Una entretención era irnos con
nuestros vecinos Rivas Ángel, El Mono,
Nano, Lina y Adriana, porque los demás eran mayores, para la empinada falda de
la calle 61 cuando baja desde la avenida Santander hacia el barrio y echarnos a
rodar en un viejo triciclo que ellos tenían. El piloto al timón y un pasajero agarrado
de sus hombros, mientras iba parado en dos pequeños estribos que tenía el
velocípedo en el eje trasero.

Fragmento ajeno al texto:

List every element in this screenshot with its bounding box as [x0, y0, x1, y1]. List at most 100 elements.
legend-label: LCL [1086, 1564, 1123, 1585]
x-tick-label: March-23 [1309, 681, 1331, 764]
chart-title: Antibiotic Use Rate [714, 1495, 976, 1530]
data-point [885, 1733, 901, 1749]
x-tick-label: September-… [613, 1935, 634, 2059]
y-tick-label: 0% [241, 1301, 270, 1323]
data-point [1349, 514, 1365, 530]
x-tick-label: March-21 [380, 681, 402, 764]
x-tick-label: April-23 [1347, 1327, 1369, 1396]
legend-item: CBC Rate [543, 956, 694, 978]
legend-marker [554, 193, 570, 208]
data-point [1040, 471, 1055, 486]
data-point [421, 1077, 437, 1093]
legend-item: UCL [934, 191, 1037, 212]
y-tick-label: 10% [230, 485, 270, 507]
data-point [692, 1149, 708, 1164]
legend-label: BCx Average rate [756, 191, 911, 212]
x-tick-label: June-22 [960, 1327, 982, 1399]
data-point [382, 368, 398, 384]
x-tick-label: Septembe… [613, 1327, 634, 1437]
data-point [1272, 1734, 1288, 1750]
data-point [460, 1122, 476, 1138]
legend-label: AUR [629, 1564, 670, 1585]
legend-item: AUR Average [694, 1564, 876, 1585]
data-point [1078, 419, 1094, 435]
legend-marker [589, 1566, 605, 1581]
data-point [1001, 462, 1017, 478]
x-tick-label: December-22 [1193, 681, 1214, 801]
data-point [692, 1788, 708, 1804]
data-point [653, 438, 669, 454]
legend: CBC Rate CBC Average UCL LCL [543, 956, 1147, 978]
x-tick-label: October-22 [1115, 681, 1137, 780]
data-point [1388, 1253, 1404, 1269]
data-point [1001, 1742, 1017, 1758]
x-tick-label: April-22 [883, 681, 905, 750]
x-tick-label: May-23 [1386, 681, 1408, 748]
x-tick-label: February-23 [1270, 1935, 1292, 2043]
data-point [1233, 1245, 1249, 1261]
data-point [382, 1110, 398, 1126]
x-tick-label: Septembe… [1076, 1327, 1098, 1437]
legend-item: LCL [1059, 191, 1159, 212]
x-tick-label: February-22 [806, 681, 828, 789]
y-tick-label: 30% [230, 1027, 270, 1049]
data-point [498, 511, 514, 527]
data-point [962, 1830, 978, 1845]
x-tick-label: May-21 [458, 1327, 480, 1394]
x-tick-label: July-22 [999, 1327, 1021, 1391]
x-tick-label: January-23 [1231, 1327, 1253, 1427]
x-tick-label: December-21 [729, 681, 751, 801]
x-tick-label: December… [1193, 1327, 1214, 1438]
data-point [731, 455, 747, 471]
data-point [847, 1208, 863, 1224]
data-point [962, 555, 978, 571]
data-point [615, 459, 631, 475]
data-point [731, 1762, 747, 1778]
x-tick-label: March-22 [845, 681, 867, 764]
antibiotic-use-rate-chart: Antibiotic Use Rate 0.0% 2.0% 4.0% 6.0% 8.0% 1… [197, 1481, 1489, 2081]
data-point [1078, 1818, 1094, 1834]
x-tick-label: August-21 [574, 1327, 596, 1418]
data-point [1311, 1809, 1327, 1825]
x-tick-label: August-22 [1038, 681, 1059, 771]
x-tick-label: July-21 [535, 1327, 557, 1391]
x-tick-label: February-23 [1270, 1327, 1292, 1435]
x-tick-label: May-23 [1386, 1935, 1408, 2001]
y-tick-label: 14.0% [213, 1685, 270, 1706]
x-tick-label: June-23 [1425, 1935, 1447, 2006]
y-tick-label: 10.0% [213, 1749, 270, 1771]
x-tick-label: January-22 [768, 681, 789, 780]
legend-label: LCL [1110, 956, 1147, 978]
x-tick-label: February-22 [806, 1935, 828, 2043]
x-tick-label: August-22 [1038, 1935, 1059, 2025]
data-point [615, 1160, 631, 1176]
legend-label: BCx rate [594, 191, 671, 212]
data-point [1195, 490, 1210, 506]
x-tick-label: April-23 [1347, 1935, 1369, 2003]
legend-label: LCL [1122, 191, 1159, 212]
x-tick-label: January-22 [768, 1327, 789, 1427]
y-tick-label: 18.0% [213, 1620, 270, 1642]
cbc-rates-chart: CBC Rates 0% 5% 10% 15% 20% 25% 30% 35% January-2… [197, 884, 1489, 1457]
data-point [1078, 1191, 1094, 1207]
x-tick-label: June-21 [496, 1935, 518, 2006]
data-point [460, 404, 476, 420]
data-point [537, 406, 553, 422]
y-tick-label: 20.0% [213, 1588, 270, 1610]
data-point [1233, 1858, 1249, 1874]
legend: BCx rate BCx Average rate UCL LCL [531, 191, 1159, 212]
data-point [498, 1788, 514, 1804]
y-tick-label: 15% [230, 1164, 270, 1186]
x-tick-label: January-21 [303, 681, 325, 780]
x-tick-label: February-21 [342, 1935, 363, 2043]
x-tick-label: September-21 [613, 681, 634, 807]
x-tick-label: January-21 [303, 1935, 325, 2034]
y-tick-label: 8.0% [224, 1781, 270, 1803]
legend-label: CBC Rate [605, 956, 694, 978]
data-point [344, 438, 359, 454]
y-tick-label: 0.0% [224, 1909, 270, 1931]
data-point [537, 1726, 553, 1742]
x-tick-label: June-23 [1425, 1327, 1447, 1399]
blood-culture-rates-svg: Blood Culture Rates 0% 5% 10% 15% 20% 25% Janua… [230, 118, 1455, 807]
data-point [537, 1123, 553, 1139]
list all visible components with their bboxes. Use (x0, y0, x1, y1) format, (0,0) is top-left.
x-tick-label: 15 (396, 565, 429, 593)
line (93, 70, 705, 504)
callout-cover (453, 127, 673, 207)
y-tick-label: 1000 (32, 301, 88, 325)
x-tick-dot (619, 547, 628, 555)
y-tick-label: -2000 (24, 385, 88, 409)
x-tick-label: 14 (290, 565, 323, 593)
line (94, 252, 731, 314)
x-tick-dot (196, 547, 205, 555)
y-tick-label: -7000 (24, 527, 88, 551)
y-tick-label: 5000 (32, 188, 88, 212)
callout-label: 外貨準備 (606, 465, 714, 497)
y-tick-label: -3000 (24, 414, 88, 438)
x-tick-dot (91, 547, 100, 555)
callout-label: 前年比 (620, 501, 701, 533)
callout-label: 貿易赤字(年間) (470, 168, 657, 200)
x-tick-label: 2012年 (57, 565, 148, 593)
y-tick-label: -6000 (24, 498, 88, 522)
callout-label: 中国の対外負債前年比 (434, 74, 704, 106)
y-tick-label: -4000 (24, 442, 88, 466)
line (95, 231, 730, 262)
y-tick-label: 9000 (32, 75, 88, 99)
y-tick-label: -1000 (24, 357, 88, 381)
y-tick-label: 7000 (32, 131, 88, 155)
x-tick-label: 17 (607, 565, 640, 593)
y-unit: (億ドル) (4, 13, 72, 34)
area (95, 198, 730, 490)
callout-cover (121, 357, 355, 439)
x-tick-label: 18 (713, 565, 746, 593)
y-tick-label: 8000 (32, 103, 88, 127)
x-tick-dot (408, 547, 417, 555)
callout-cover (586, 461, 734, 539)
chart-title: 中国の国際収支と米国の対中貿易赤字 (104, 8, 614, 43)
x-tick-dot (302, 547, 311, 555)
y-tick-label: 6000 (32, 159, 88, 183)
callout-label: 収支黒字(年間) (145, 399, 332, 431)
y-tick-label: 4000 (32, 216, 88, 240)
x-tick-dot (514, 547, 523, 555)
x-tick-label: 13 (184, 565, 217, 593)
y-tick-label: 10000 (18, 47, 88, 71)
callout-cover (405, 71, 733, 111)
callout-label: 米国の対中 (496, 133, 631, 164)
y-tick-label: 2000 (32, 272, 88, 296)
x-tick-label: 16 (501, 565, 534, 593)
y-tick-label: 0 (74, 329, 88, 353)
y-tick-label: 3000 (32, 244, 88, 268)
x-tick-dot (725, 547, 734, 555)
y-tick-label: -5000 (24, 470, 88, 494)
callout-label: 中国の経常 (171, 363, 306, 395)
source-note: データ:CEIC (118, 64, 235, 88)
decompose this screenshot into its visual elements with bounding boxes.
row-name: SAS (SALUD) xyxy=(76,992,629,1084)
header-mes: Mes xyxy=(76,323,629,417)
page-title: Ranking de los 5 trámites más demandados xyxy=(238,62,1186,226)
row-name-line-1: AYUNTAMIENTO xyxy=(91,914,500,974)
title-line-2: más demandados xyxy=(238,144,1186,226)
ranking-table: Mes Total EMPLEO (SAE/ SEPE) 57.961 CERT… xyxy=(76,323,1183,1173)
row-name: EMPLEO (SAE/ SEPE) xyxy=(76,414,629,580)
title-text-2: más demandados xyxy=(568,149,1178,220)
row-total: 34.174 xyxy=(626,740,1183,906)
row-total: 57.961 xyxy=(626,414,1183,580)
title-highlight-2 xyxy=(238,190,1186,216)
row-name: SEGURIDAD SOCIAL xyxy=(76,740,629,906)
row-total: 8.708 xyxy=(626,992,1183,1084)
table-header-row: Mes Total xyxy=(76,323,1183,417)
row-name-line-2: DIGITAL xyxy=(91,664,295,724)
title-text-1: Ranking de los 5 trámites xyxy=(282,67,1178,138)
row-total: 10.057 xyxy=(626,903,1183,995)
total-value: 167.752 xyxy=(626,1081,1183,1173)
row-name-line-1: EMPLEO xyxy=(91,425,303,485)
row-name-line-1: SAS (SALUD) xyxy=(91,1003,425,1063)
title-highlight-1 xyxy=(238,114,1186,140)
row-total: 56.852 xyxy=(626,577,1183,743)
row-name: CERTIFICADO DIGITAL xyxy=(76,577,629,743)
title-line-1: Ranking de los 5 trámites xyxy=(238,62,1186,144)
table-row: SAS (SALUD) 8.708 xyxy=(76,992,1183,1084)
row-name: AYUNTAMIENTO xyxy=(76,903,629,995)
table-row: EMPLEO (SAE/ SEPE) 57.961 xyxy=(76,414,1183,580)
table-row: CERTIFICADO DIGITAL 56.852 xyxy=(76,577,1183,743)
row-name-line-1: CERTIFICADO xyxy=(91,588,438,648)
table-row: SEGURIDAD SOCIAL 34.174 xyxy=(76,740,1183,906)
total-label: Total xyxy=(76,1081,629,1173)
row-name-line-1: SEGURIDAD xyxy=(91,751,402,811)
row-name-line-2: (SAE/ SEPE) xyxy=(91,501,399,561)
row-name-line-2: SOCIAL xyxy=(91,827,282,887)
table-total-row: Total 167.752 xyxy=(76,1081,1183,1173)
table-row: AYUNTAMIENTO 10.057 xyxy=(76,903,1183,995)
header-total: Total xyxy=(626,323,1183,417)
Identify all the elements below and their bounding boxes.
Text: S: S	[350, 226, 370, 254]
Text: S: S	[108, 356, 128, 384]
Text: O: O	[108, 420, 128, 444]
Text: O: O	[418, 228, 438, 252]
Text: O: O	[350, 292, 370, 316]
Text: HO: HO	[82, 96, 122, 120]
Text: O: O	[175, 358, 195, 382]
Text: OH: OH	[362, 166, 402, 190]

De manera que el “gorro” consistía en ver cuál
pareja era capaz de aventarse de más arriba, por lo que llegábamos a la casa
con los codos y las rodillas en carne viva debido a que ese aparato apenas
cogía cierta velocidad, empezaba a vibrar y se volvía ingobernable; sin
excepción la aventura terminaba en una caída espectacular.
Con mis hermanos nos disputábamos
la ida a comprar la parva, mandado que hacíamos al caer la tarde y bajo la
recomendación de poner cuidado al cruzar la avenida; también íbamos donde las
abuelas a ver si necesitaban encargar algo. Y no era por comedidos, sino porque
don Roberto, el dueño de la panadería La Victoria, siempre nos regalaba de ñapa
una gafita o cualquier otro producto de bajo costo. Me parece ver al viejo con
las gafas en la punta de la nariz, muy serio pero cálido y amable, quien con
unas pinzas sacaba de la vitrina lo solicitado: panes de rollo y de leche,
mojicones, cucas, tostadas, palitos de queso, pandeyucas…
@pamear55
1 comentario:
Definitivamente la Colombia que conocimos, era un país más limpio, sin tanta tecnología, donde la palabra se respetaba como un tratado que era; era un país donde nos enseñaron a respetar los valores (Palabra desconocida hoy día, gracias al a Ley de Infancia y Adolescencia), donde nos enseñaron el respeto, el civismo y la urbanidad. En ese país nos enseñaron a creer en un Ser superior y a confiar en El. Todo esto se ha ido, pero afortunadamente usted, yo y todos los que hoy tenemos más de 50 años, vivimos en el borde de la extinción de esta hermosa época, para contar como fue. Cordial saludo pariente lejano; hoy recuerdo con nostalgia cuan hermosa, sencilla, alegre y descomplicada fue nuestra niñez, la base de lo que hoy somos como personas. NO QUIERO IMAGINARME LA COLOMBIA DEL MAÑANA CIMENTADA SOBRE LOS QUE HOY VIVE LA NIÑEZ Y LA JUVENTUD.